特にこれと言って、怪しい影は見当たらない。
――――だが、それでもなお、雑鬼たちは酷く怯えていた。
「どうした?」
俺の質問に雑鬼たちは、互いに身を寄せ合いながら小刻みに震えている。
『あ、《アイツ》がいる……』
『近くにいる……』
『俺たち、喰われちまうよぉ……!』
雑鬼たちの言葉に、俺たちはもう一度天井を仰いだ。
「優心……ライト、持ってるか?」
「あ、あぁ……ペンライトなら……」
俺は胸ポケットからペン型のライトを取り出し、猫山先輩に手渡す。
猫山先輩は俺からライトを受け取ると、天井に光を当てる。
「なんかさ……『水』の臭いがするんだよな……」
「『水』……ですか?」
「何っつーか、薬品の臭いも少し混じってるような……」
猫山先輩の言葉に、俺は首を傾げる。
俺には猫山先輩が言うような臭いは、特に感じない。
他のメンバーも、俺と同じなのだろう。
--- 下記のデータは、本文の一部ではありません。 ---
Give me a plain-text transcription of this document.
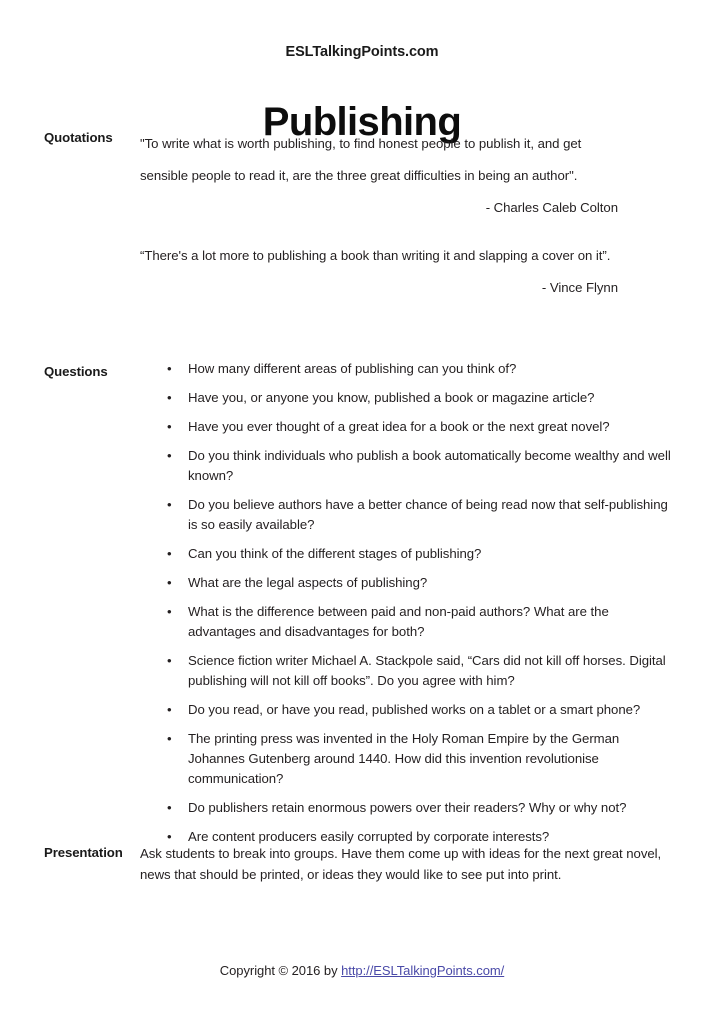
ESLTalkingPoints.com
Publishing
Quotations	"To write what is worth publishing, to find honest people to publish it, and get sensible people to read it, are the three great difficulties in being an author".
- Charles Caleb Colton
“There's a lot more to publishing a book than writing it and slapping a cover on it”.
- Vince Flynn
Questions	• How many different areas of publishing can you think of?
• Have you, or anyone you know, published a book or magazine article?
• Have you ever thought of a great idea for a book or the next great novel?
• Do you think individuals who publish a book automatically become wealthy and well known?
• Do you believe authors have a better chance of being read now that self-publishing is so easily available?
• Can you think of the different stages of publishing?
• What are the legal aspects of publishing?
• What is the difference between paid and non-paid authors? What are the advantages and disadvantages for both?
• Science fiction writer Michael A. Stackpole said, “Cars did not kill off horses. Digital publishing will not kill off books”. Do you agree with him?
• Do you read, or have you read, published works on a tablet or a smart phone?
• The printing press was invented in the Holy Roman Empire by the German Johannes Gutenberg around 1440. How did this invention revolutionise communication?
• Do publishers retain enormous powers over their readers? Why or why not?
• Are content producers easily corrupted by corporate interests?
Presentation	Ask students to break into groups. Have them come up with ideas for the next great novel, news that should be printed, or ideas they would like to see put into print.
Copyright © 2016 by http://ESLTalkingPoints.com/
俺たちは互いに首を傾げ合う。
《…………よ……》
「え……?」
突然、涼星が手を耳の後ろに当てて、何かを聞き取るために耳を澄ませ始める。
「涼星? どうし……」
涼星の異変に気付き、俺が涼星に質問をしようと手を伸ばす。……と、それを制するように、猫山先輩が口元に指を立てる。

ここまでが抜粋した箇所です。